Парень соображал изо всех сил, давя нарастающую панику: «Его что, завалило?! Только не это, нет. Не может быть. Так нельзя. Пока отыскивать лопаты… какие лопаты, тут экскаватор нужен. Он умрет, он же дыма нахватался, у него ноги зажаты, пропадут… нельзя!»
Пощупал пульс. Вроде бы что-то ощущалось, пусть и еле-еле. Колька дергал его, дергал, а тот ни на полстолька не поддавался.
— Давай же! — рявкнул Колька и выругался, как будто его вопли могли что-то изменить.

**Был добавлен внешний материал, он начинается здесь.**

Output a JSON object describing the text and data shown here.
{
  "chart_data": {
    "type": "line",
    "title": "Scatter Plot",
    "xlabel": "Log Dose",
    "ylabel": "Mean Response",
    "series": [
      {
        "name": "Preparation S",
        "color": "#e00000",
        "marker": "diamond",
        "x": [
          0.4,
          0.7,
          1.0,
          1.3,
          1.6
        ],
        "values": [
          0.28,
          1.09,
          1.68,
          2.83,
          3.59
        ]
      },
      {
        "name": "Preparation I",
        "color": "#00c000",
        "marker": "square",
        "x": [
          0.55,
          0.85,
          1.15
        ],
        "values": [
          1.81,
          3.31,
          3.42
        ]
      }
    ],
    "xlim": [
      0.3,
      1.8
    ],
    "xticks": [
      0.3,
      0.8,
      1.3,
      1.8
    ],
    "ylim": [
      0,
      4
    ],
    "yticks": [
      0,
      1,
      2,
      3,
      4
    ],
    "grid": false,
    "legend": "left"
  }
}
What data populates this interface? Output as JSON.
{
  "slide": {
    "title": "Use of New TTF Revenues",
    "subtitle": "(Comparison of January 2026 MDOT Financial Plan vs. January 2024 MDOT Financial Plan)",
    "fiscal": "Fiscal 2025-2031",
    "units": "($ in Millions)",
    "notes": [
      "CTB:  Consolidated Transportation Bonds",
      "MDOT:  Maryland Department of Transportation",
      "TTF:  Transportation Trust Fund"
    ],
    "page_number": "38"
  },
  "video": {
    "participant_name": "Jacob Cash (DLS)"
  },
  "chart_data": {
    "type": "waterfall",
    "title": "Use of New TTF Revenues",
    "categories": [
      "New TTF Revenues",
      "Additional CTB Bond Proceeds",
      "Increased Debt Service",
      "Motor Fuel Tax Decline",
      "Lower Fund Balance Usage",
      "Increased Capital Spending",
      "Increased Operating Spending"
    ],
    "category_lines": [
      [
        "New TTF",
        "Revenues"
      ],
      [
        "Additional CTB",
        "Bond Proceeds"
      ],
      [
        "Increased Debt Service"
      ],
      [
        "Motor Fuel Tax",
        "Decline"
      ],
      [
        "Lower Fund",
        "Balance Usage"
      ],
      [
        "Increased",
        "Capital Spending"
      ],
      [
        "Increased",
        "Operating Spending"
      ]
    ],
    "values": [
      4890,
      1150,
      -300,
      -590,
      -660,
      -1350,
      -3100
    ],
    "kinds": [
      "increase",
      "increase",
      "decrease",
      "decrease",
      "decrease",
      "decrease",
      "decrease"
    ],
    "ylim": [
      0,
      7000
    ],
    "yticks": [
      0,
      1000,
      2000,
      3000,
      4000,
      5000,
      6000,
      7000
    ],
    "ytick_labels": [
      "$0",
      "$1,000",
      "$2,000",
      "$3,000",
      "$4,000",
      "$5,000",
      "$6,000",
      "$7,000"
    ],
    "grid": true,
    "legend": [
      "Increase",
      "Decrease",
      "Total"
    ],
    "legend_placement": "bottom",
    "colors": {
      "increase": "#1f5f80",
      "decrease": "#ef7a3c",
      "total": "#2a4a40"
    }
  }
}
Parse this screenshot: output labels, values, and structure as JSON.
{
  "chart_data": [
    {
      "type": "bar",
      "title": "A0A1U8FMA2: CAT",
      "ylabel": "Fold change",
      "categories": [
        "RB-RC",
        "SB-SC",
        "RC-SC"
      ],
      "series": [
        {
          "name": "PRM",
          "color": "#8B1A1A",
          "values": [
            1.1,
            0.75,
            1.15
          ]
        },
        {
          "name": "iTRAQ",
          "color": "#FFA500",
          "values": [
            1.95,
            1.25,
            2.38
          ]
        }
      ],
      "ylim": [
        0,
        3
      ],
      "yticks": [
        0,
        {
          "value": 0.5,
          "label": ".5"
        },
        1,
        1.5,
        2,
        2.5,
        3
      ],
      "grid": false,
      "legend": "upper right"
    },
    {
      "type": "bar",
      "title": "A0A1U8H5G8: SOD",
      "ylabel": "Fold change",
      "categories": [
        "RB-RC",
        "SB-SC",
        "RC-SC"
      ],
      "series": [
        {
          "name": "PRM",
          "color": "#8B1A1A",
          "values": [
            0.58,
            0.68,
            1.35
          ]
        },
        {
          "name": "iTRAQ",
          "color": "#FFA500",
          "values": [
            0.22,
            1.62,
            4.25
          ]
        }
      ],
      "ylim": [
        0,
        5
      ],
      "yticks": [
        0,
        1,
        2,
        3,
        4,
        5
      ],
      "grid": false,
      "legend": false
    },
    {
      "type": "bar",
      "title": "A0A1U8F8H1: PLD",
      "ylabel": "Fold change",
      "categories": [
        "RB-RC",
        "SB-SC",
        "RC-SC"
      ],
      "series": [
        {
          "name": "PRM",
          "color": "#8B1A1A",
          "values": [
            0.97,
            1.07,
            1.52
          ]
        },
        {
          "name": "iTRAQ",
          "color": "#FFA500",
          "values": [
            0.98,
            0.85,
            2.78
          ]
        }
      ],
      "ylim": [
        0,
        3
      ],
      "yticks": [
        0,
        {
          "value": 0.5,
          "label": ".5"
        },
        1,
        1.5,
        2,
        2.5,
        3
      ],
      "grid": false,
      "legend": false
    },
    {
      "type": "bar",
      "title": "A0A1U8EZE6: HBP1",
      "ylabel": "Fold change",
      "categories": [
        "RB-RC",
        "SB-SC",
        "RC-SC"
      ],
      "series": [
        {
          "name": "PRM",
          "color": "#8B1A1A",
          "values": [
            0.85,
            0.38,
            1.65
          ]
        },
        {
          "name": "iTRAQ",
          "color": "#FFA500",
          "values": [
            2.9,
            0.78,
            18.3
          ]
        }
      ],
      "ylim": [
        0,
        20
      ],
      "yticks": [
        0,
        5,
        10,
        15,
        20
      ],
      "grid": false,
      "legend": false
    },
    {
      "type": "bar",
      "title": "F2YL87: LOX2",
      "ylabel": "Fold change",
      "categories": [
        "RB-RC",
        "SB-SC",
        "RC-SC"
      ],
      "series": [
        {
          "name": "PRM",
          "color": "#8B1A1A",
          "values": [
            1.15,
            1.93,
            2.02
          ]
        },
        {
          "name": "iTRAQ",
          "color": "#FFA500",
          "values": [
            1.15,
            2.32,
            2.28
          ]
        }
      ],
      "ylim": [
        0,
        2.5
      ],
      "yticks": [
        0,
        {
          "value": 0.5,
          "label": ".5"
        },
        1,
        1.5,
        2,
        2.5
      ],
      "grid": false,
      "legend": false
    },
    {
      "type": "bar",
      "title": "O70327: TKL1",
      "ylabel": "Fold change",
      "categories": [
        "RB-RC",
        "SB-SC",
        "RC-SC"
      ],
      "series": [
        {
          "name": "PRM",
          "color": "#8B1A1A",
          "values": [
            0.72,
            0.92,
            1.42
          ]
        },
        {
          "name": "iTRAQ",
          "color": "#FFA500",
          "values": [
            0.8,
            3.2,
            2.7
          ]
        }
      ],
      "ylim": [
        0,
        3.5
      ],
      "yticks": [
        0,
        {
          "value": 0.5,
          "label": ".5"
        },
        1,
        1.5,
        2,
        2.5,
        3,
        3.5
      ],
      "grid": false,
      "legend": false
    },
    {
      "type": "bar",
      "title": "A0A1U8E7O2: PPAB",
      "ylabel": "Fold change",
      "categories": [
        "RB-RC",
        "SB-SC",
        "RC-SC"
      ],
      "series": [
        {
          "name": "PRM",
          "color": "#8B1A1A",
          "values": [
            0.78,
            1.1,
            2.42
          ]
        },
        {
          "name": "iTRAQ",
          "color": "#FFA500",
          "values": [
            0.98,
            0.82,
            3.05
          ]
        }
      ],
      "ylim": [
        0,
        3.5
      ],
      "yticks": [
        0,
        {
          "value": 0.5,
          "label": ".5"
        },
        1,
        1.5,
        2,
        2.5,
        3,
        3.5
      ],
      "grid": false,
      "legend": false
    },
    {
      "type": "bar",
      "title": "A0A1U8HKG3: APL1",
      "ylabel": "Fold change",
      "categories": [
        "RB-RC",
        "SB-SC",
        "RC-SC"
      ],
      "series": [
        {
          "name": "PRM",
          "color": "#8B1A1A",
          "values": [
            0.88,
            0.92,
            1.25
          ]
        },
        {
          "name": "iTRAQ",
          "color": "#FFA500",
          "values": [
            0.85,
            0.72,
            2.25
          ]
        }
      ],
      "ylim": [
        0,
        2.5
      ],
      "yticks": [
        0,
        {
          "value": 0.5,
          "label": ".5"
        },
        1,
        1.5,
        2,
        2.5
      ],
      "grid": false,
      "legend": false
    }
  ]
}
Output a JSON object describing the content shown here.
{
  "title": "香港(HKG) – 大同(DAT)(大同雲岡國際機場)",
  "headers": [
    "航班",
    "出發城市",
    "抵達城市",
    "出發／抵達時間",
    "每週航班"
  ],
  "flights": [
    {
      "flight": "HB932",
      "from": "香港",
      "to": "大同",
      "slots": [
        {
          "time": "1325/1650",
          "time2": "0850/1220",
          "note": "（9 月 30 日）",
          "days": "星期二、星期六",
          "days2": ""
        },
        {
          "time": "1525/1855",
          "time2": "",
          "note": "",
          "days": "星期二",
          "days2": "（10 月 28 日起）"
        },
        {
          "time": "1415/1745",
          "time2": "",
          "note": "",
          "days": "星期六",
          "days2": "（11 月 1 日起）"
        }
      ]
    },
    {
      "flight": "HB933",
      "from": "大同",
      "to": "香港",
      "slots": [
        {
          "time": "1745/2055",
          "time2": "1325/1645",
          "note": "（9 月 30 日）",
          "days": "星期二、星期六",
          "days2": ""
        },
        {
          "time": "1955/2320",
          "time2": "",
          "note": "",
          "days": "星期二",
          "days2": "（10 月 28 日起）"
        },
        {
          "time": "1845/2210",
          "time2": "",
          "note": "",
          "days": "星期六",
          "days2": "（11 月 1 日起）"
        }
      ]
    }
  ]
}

Но по счастью, его услышал водитель. Круглая физия застила свет, он спросил:
— Что там?
Кольку осенило, он, пошарив, убедился в том, что ремень на Эйхе есть. Тогда Пожарский крикнул:
— Отец, трос потрави, сможешь?
— А то, — заверил шофер и ушел.
Вскоре еще два круга троса, извиваясь змеями, улеглись на дно ямы. Колька уцепил крюк за ремень и крикнул снова:
— Тащи с полминуты! Медленно!!!
Парень смотрел, как поднимается трос, как крюк натягивает кожу ремня, молясь лишь о том, чтобы не оторвалось ничего — ни ремень, ни ноги. Но пронесло, и тело Эйхе, как тугая пробка из бутылки, выползло из норы, и за ним тотчас обрушился грунт. Колька проворно отцепил крюк, но опасение было напрасным, шофер, как и просили, протянул только тридцать секунд.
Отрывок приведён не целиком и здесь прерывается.